How to solve the equation $\exp(iz)=-e$

Question

How do I solve the equation

$$\exp(iz)=-e$$

Can anyone please explain the procedure to solve this kind of question to me please?

Much appreatiate

Answer 1

$e^{iz} = -e$

$e^{iz} = e^{\pi i}e$

$e^{iz} = e^{\pi i + 1}$

$ln(e^{iz}) = ln(e^{\pi i + 1})$

$iz\ \ln(e) = (\pi i + 1)ln(e)$

Can you take it from here?

Answer 2

Solution with comments: $e^{iz -1} = -e$:

1.) $e^{iz} = -e \Rightarrow e^{iz -1} = -1= e^{2\pi ni}e^{\pi i} = e^{(2n + 1) \pi i}$, where $n \in \Bbb Z$;

2.) $e^{iz - 1} = e^{(2n + 1) \pi i} \Rightarrow e^{iz - 1 - (2n + 1)\pi i} = 1$;

3.) $e^{iz - 1 - (2n + 1)\pi i} = 1 \Rightarrow iz - 1 - (2n + 1)\pi i = 2m \pi i$, where $m \in \Bbb Z$;

4.) $iz - 1 - (2n + 1)\pi i = 2m \pi i \Rightarrow iz - 1 - 2(m + n + 1) \pi i = 0$ $\Rightarrow iz - 1 - (2k + 1) \pi i = 0,$ where $k = m + n \in \Bbb Z$;

5.) $iz - 1 - (2\pi k + 1) i = 0 \Rightarrow iz = 1 + (2\pi k + 1) i \Rightarrow z = -i + (2k + 1) \pi$.

We check the solutions $z = -i + (2k + 1) \pi$ obtained in (5):

A.) $z = -i + (2k + 1) \pi \Rightarrow iz = 1 + (2k + 1) \pi i \Rightarrow iz - 1 = (2k + 1)\pi i$;

B.) $iz -1 = (2k + 1) \pi i \Rightarrow e^{iz - 1} = e^{(2k + 1) \pi i} = e^{2k \pi i} e^{\pi i} = -1$.

The above shows that all solutions of

$e^{iz - 1} = -e \tag{6}$

are of the form

$z = -i + (2k + 1)\pi, \tag{7}$

with $k \in \Bbb Z$, and that every $z$ as in (7) solves (6).
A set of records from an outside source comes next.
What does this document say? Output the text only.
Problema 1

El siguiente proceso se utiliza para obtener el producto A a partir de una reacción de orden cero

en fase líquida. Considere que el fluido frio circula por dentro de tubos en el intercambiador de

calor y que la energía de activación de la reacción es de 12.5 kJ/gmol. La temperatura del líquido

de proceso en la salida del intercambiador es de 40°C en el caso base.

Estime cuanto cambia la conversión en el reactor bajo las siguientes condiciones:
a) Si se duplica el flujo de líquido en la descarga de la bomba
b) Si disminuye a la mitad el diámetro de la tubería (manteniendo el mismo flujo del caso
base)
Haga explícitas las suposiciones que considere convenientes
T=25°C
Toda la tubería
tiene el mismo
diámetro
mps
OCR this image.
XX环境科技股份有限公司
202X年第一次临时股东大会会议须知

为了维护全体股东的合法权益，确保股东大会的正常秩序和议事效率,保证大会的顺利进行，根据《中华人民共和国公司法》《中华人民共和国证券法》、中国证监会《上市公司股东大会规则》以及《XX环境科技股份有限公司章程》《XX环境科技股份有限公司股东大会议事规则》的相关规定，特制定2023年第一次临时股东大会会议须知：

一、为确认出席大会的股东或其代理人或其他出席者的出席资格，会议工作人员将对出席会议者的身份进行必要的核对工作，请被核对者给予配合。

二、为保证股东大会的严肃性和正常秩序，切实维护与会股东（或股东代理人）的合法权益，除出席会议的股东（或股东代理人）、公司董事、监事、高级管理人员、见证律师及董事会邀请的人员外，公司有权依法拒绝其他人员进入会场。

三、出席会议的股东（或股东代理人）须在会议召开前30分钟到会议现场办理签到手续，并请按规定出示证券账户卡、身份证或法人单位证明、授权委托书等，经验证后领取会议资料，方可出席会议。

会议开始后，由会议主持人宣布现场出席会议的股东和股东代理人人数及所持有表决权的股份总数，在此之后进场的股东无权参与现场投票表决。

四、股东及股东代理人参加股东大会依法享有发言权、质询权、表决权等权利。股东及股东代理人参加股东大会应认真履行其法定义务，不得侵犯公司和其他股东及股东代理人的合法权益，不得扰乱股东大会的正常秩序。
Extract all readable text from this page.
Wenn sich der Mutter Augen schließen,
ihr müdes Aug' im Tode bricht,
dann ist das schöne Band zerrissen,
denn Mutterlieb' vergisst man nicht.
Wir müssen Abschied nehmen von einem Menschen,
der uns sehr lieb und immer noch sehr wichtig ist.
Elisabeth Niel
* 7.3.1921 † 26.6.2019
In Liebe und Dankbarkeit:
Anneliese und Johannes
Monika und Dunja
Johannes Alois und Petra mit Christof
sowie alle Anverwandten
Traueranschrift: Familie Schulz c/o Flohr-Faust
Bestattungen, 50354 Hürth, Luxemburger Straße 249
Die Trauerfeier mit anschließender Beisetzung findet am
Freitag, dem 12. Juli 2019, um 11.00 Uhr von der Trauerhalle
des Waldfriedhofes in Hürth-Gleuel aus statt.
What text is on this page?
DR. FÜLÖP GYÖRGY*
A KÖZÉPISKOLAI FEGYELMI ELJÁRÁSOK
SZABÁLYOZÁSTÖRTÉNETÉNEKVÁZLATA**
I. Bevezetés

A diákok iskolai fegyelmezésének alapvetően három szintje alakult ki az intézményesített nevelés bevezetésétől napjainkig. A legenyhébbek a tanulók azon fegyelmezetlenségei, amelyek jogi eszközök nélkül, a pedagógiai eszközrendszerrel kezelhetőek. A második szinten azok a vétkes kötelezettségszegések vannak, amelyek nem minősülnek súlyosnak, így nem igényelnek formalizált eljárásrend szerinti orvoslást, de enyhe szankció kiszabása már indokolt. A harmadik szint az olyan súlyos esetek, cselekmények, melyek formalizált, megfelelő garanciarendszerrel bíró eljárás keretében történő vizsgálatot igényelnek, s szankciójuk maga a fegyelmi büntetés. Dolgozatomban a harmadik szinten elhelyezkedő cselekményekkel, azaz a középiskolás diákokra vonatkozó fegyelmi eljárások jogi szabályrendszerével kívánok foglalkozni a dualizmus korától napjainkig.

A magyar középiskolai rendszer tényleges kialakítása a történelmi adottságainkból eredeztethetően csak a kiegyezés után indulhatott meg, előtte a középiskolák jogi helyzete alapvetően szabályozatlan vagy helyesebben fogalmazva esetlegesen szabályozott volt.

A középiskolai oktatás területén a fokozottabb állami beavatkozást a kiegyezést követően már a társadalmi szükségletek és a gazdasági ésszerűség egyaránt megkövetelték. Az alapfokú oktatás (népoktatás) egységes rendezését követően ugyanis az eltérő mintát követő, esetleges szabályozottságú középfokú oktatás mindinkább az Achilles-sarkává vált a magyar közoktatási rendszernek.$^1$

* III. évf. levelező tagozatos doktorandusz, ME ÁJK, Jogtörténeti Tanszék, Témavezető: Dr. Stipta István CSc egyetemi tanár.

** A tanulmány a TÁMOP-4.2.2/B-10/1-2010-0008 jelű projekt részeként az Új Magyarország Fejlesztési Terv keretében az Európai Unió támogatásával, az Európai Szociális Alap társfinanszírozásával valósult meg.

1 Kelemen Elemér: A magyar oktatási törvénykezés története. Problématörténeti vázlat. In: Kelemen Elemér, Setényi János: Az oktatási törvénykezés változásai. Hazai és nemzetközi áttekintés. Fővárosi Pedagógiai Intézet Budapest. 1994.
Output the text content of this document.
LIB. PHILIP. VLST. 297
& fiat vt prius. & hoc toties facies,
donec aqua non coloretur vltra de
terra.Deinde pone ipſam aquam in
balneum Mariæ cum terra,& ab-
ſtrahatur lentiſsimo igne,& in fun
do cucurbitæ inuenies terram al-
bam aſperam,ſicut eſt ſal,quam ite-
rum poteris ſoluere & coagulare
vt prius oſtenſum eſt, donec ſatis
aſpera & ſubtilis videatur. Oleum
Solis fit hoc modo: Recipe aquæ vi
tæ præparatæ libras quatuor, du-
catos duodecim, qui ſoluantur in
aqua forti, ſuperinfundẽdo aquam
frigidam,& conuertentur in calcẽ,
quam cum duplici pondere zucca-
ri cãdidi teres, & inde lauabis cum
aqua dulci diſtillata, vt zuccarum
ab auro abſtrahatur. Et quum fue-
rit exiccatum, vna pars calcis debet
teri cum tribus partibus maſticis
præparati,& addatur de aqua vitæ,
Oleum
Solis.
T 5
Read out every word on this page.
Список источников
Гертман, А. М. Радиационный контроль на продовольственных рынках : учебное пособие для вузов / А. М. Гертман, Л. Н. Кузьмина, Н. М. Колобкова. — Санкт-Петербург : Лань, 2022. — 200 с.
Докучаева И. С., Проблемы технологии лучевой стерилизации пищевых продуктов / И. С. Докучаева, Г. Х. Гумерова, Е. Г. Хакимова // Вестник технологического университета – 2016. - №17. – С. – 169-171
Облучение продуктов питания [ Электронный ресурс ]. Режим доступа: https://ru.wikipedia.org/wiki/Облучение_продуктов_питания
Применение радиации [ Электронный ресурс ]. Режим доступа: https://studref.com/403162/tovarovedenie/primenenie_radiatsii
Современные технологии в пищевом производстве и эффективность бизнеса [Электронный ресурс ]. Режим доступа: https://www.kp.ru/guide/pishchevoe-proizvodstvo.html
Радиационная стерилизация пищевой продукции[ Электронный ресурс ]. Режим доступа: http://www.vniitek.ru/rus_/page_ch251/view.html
Note that we have directly used the fact that $e^w = 1 \Leftrightarrow w = 2 k \pi i, \;\; k \in \Bbb Z$, instead of invoking the logarithm function(s), $\ln$ or $\text{Ln}$, in an appropriate open set of $1$ in the punctured complex plane $\Bbb C \setminus \{0\}$. This fact is elementary and easy to prove by writing $z = x + iy$ and then $e^z = e^x(\cos y + i \sin y) = 1$, and avoids the subtleties of the complex logarithm. For these reasons, I chose this line of attack for my solution.

Hope this helps. Cheers,

and as always,

Fiat Lux!!!